Si se guía uno solo por los índices de taquilla, la trilogía de SpiderMan que dirigió Sam Raimi entre 2002 y 2007 fue un éxito total. Pero para quienes tenemos algo de apego por la saga de Peter Parker y su alter ego arácnido en el cómic, algo faltaba. Ese algo era Peter Parker. (Vea acá el adelanto de la película).

Puede que la trilogía que concluyó hace apenas cinco años haya sido entretenida por momentos, pero no le hizo justicia ni una sola vez a un personaje que podrá ser un adolescente medio nerd pero también es prácticamente un genio y un mago del sarcasmo. La inseguridad, la torpeza y la cara de eterno patetismo de Tobey Maguire sepultaron por completo la naturaleza vital, burlona, a ratos eufórica del personaje. Ahora que Andrew Garfield se pone la máscara, logra traer a la vida a un Hombre Araña mucho más agradable y creíble. Además, la evidente química con Emma Stone –en el papel de Gwen Stacy- hace que uno se pregunte cómo logró Kirsten Dunst mantener su puesto de ‘interés romántico’ durante tres entregas.

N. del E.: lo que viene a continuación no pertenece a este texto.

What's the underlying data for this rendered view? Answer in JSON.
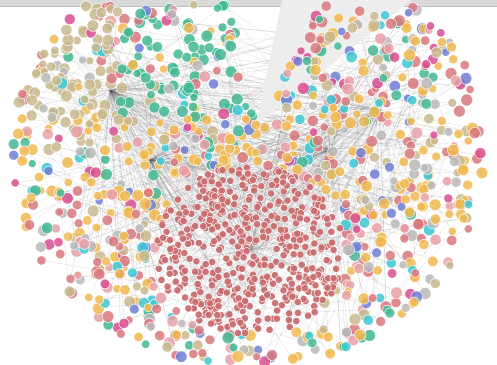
{
  "graph": {
    "type": "network",
    "layout": "radial",
    "edge_color": "#555555",
    "wedge_color": "#ededed",
    "node_colors": {
      "salmon": "#d9787c",
      "teal": "#43b893",
      "tan": "#c8b88d",
      "orange": "#f0b94f",
      "cyan": "#3cc7d4",
      "magenta": "#d84e8f",
      "blue": "#6f7fd6",
      "grey": "#b8b8b8",
      "pink": "#e8a0a6"
    },
    "dense_cluster_color": "#c96d6f"
  }
}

La película que dirigió Marc Webb no es, ni mucho menos, perfecta, pero acierta en todos los aspectos interesantes. Desde la renovada historia del origen de los poderes arácnidos, pasando por la consideración de las leyes físicas que gobiernan el movimiento de ‘Spidey’, hasta el muy agradecido retorno a los hilos artificiales, no ‘segregados’ por el propio superhéroe. Puaj.

Y, de manera particular, es de celebrar el retorno de su superhéroe más icónico a la noche de Nueva York. La ciudad brilla con luz propia y, aunque es sensiblera y dulzona a más no poder, en esa escena en la que Spider Man se balancea entre las grúas de la Quinta Avenida, uno siente que, como en el infaltable cameo de Stan Lee, sobran las palabras.